Now, a little catching up on life. I PASSED my 3rd semester of Nursing School. I honestly cant tell you how happy yet extremely nervous I am to be graduating in May as an RN! This life is crazy. I thank God for sending me to CU and blessing me with awesome classmates and teachers. I believe I will honestly miss my buddies at school once we graduate...in roughly 4 1/2 months. Oh. My. Word!

So besides Haiti and school, I'm on Christmas break! NO STUDYING! Ive been sitting on the couch all day and its been wonderful to not have my school books staring at me and demanding I study. Sweet relief.

My mom, sister and aunt all graduated with their master's on Friday. They rock. Here's a picture of those perrttyy outfits.


I mentioned before on here that I sometimes feel like I'm going through a spiritual valley where you have highs and lows to every day. Well, this is one of those times. The only way I get through each day is God and God alone. He gives me reassurance at the right time that He is there. He tells me to trust him and cast ALL my worries, fears, and hurt on to him. It hasn't been an easy journey to get to the place where I am now, but all I can do is trust God and give Him full control of every situation. This picture was on someones Twitter today...God knows my heart and what  I needed in this day before I ever did. I cant thank him enough! 


Keep praying for our group as we board the plane in 7 days!!!!
-Be Encouraged


Sunday, December 4, 2011

Twenty-two. AH!

When I started this blog, the main focus point was my Haiti mission trips. So, its only fitting to say... 22 days! I realized today that I am no where near prepared to go. Meaning, last time I already had bought all my supplies, clothes, and had everything ready to go at this point. That's about 3 weeks. 3 weeks. 3 weeks. I feel like this trip has came SO much faster than the last trip. 3 weeks, really?!? We have our last Haiti meeting tomorrow (December 5th) and our last payment is due as well. The great thing about a blog is being able to reflect back on certain things in your life. For me, its great to look back and see God's provision. I remember writing about how I needed all this money and the deadlines were quickly approaching. Now, I have more money then I need! Isn't it great how God provides? My church also collected 400 toothbrushes. They rock! I will try to update on here while in Haiti (if time allows) and share with you all what God is doing while we are there. And I'll post some really cute pictures of the precious Haitian children. :]

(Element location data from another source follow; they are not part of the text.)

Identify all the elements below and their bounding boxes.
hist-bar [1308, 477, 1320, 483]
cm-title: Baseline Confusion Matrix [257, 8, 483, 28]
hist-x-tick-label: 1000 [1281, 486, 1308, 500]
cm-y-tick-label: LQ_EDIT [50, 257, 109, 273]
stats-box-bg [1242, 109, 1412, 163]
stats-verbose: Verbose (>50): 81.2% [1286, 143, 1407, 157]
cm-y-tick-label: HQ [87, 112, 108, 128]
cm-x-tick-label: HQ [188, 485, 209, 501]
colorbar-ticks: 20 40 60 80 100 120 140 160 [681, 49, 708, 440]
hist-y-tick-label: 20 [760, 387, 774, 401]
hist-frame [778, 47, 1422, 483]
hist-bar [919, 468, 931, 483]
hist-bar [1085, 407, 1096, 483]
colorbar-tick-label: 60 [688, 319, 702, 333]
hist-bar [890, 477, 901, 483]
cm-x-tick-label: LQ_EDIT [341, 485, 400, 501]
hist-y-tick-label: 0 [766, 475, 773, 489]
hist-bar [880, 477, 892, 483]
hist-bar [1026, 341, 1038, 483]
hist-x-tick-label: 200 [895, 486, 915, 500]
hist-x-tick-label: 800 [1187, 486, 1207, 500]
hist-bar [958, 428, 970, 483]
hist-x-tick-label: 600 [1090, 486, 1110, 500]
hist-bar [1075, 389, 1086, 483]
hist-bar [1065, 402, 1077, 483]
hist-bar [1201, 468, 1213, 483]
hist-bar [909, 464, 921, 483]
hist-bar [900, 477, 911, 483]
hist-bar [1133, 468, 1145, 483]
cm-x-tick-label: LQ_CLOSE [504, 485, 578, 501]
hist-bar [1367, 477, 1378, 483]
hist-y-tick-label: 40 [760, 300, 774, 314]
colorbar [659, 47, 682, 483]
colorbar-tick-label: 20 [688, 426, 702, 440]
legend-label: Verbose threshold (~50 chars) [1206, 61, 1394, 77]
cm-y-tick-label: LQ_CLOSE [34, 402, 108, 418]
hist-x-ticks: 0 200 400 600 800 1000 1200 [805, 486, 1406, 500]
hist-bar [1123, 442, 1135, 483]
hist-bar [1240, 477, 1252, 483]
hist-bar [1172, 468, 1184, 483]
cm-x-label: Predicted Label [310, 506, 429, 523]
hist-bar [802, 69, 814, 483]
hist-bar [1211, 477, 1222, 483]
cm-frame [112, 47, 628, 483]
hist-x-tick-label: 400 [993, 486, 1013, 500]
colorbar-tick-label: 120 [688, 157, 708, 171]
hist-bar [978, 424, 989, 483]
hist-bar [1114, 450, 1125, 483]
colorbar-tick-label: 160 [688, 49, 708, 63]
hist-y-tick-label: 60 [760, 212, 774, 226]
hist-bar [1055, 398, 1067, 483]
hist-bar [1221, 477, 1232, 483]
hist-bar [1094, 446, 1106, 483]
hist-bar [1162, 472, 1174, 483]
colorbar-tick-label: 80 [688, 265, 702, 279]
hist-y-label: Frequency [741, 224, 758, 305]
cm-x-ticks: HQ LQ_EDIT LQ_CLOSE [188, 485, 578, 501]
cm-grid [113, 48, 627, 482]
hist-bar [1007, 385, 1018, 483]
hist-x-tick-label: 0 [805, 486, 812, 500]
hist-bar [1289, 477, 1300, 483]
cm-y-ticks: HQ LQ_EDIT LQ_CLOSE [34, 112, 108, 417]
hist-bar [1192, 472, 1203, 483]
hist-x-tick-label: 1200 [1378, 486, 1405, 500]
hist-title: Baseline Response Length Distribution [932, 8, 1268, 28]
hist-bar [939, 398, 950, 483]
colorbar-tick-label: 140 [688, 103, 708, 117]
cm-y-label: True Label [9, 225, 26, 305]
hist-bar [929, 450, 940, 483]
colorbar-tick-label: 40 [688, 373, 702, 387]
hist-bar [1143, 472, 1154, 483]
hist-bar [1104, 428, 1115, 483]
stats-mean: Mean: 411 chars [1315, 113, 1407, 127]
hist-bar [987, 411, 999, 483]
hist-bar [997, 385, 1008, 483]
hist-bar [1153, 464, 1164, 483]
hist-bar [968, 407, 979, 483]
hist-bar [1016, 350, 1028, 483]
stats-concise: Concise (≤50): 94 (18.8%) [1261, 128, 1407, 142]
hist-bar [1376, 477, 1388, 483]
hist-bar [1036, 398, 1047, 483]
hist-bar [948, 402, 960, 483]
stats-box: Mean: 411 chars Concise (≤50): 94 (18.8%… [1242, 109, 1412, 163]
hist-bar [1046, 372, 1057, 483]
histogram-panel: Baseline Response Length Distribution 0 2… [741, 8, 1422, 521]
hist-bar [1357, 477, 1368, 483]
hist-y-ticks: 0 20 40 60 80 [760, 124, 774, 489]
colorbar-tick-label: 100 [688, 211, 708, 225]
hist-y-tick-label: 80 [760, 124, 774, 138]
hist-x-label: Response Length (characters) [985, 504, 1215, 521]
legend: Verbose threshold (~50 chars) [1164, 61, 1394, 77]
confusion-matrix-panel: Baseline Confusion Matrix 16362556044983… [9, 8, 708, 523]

Since the last time I blogged we also had Thanksgiving! I spent it with  both sides of my family and we had a great time. I am so blessed to have so many great people in my life. Here are a few pics:
Aren't those some cute kids?!

How can I have a post and not talk about nursing school? Oh wait, I cant!
Here is a little picture to show that nursing school makes you silly...


Hope you all have a great week and Be Encouraged!